The former The Hills star suggested in the video that her reality TV fame may have tainted the way other moms view her, explaining:

If I'm not cool enough for them because I was on a reality TV show, then they're not gonna try to be friends with me. It hurts to feel like someone doesn't want to hang out with you or have a conversation with you or and try to get to know you. I take it personally.

Port then sent a message directly to the "mom bullies," admitting that she wanted them to know they "hurt" her feelings, while adding the whole thing was "so silly" and, perhaps most importantly, that "it's so easy to be nice to people."

"They probably never even thought about [being mean]," she said, before adding that she thinks she bullies herself because of her experiences with mean moms. "I need to stop telling myself this narrative. The problem is I'm bullying myself... I think I'm worthy of people being nice to me but I can be quiet and awkward."

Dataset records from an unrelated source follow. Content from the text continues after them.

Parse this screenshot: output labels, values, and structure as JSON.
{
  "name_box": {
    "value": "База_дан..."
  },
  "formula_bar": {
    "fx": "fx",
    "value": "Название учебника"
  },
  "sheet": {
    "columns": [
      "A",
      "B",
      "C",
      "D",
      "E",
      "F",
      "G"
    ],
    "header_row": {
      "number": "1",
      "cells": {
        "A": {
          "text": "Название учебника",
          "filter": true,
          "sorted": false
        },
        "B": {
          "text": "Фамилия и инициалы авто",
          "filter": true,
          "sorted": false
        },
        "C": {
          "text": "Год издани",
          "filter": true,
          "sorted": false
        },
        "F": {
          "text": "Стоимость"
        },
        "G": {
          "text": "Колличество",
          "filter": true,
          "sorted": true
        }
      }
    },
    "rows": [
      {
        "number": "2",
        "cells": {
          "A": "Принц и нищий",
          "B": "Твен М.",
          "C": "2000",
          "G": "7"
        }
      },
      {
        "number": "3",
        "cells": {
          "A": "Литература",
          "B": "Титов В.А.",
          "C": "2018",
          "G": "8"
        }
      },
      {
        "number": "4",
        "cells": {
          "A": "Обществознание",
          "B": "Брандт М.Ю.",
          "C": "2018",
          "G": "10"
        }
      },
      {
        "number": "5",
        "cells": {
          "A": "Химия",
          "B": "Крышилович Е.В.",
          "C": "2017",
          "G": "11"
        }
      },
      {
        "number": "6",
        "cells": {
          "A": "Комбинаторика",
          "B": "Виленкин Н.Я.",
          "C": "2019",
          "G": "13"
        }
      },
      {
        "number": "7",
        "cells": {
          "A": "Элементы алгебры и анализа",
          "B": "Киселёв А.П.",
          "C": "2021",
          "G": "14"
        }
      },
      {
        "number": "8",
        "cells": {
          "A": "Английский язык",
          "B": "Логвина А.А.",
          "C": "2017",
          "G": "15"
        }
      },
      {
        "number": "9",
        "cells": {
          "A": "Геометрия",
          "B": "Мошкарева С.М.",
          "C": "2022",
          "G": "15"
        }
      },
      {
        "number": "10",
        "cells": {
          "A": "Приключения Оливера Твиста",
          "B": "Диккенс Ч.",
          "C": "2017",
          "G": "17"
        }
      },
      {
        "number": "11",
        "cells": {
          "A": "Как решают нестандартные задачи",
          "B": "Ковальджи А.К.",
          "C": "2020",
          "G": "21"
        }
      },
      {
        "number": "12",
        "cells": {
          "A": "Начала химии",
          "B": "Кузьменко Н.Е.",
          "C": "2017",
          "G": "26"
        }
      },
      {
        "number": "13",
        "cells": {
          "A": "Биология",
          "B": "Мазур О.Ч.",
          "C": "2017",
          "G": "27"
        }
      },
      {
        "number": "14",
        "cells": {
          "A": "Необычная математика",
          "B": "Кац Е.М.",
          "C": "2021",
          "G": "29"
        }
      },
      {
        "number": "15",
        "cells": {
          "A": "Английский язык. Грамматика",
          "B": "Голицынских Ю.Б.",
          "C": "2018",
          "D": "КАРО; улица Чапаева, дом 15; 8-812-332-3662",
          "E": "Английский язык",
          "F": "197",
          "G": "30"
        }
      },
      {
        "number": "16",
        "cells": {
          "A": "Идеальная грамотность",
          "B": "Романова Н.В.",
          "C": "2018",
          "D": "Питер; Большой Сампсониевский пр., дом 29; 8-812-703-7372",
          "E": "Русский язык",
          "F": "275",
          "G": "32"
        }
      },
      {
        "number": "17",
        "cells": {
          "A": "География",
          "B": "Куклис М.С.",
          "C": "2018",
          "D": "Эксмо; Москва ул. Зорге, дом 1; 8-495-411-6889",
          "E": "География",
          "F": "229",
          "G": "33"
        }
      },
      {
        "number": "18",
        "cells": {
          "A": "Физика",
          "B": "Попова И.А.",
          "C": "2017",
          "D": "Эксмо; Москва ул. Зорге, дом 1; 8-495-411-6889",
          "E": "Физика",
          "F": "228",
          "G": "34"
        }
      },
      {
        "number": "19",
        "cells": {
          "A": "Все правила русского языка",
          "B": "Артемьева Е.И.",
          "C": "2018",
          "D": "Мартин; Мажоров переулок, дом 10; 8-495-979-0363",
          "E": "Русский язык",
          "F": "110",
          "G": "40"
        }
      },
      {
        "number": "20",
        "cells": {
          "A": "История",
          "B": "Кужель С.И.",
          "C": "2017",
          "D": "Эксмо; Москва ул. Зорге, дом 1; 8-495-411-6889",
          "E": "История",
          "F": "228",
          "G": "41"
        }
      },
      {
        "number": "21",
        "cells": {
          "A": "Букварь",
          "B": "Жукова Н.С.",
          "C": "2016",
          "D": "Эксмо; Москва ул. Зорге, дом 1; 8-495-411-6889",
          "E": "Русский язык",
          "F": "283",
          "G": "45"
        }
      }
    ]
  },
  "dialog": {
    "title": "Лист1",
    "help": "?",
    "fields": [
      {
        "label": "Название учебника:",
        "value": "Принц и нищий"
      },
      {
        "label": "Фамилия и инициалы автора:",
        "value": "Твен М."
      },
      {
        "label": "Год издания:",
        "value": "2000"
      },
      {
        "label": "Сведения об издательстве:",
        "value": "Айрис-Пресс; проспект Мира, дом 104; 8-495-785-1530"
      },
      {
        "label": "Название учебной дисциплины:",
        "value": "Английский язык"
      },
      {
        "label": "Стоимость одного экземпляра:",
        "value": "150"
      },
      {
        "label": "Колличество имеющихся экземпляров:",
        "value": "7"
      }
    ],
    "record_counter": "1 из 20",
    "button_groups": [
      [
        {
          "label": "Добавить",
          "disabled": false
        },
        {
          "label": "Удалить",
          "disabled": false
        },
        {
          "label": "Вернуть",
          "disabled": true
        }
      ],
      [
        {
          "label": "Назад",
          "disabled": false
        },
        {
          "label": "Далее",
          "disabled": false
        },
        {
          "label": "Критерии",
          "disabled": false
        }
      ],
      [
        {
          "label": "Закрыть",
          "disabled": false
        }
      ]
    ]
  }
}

Port added that she "can't control the way anybody acts" but that shouldn't stop her from putting herself "out there." She explained, "I just have to work on my own self-esteem and focus on the positive qualities about me as opposed to the negative."

Port has been open about her struggles in motherhood in the past, which can make her a target for mom-shaming. In September, for instance, Port told People that she felt guilty for making parenthood "out to be the scariest, most brutal thing of all time." The comment appears to be a reference to her honest YouTube series called "I Love My Baby, But...," in which she speaks often about her very relatable trials and tribulations in parenthood.

Except for her latest vlog, comments have been disabled on most of Port's YouTube videos. Even so, it's clear from the number of views that a lot of other moms out there can relate; the majority of her YouTube videos have anywhere between 36,000 and 97,000 views.

Speaking on her decision to be "brutally honest" about parenting initially, Port told HuffPost, it was actually her husband's idea, noting that in her first video ever, she was "in bed with crusty yogurt around my mouth, totally disheveled." Port told HuffPost, "And we put it out there and the response was crazy."

More and more celebrity moms are confronting "mom bullies" and mom-shamers publicly, showing regular moms everywhere that they're not alone in dealing with this kind of behavior. It probably won't stop anytime soon, but it's nice to know you're not struggling alone.